I sighed. He didn’t move.
“Here’s the thing, if you leave me, I will be all alone. I know it doesn’t seem like it, I have Katie and Mags and their children, of course, but if you leave me with them I will just be Aunt Hayley and I’m not that good at it. I’m better at it when I’m with you. We are the aunt and uncle, we are a team. So what I’m saying is you are not allowed to do this. You have to get better.”
I looked over at the machines hooked up to him. “And not just broken alive, you need to be the same alive, because our world has been shit for a long time.

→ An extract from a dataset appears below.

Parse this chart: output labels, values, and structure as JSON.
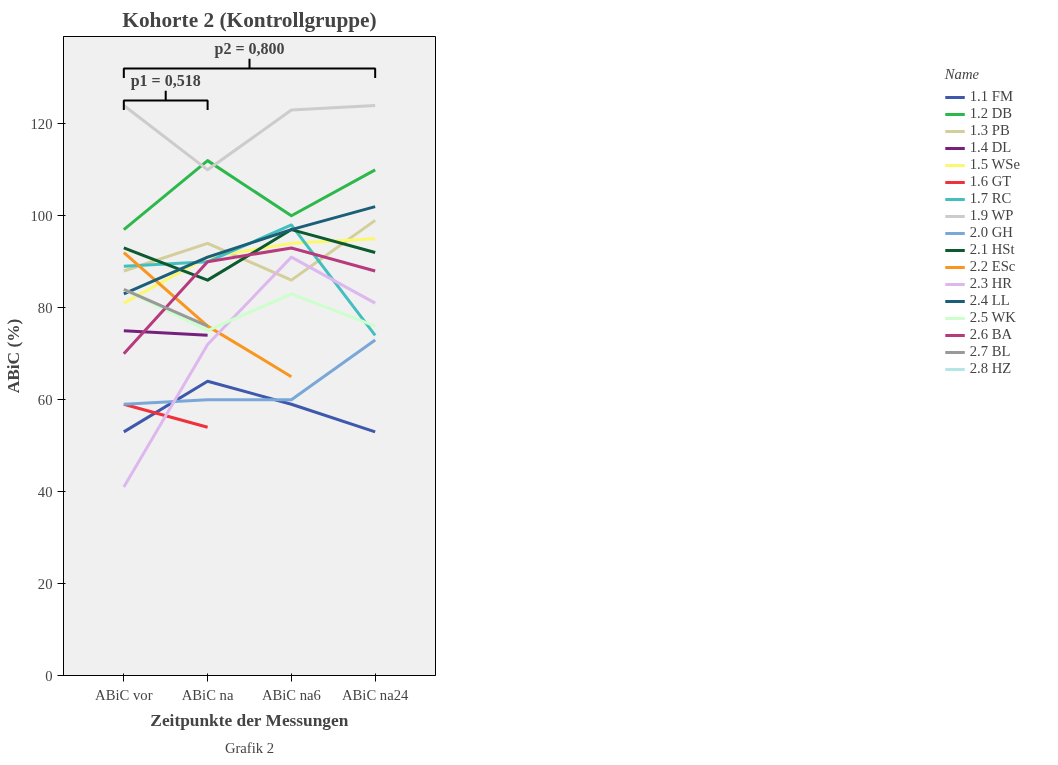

I just want you and me to have some normal life together, with the nephews and our nieces and our friends, and maybe Beaty will have kids... I don’t know. What I’m saying, Fraoch, is we have to get you up and out of here, you’re too important to me.”
It was late, and I was exhausted. I watched him sleep for a little while, but then my eyes were heavy so I dropped my head down on his bed and fell asleep. Then I got a neck crick and woke up because of it. I leaned back in the chair and slept the uncomfortable yet exhausted sleep of people who are very worried at hospital bedsides.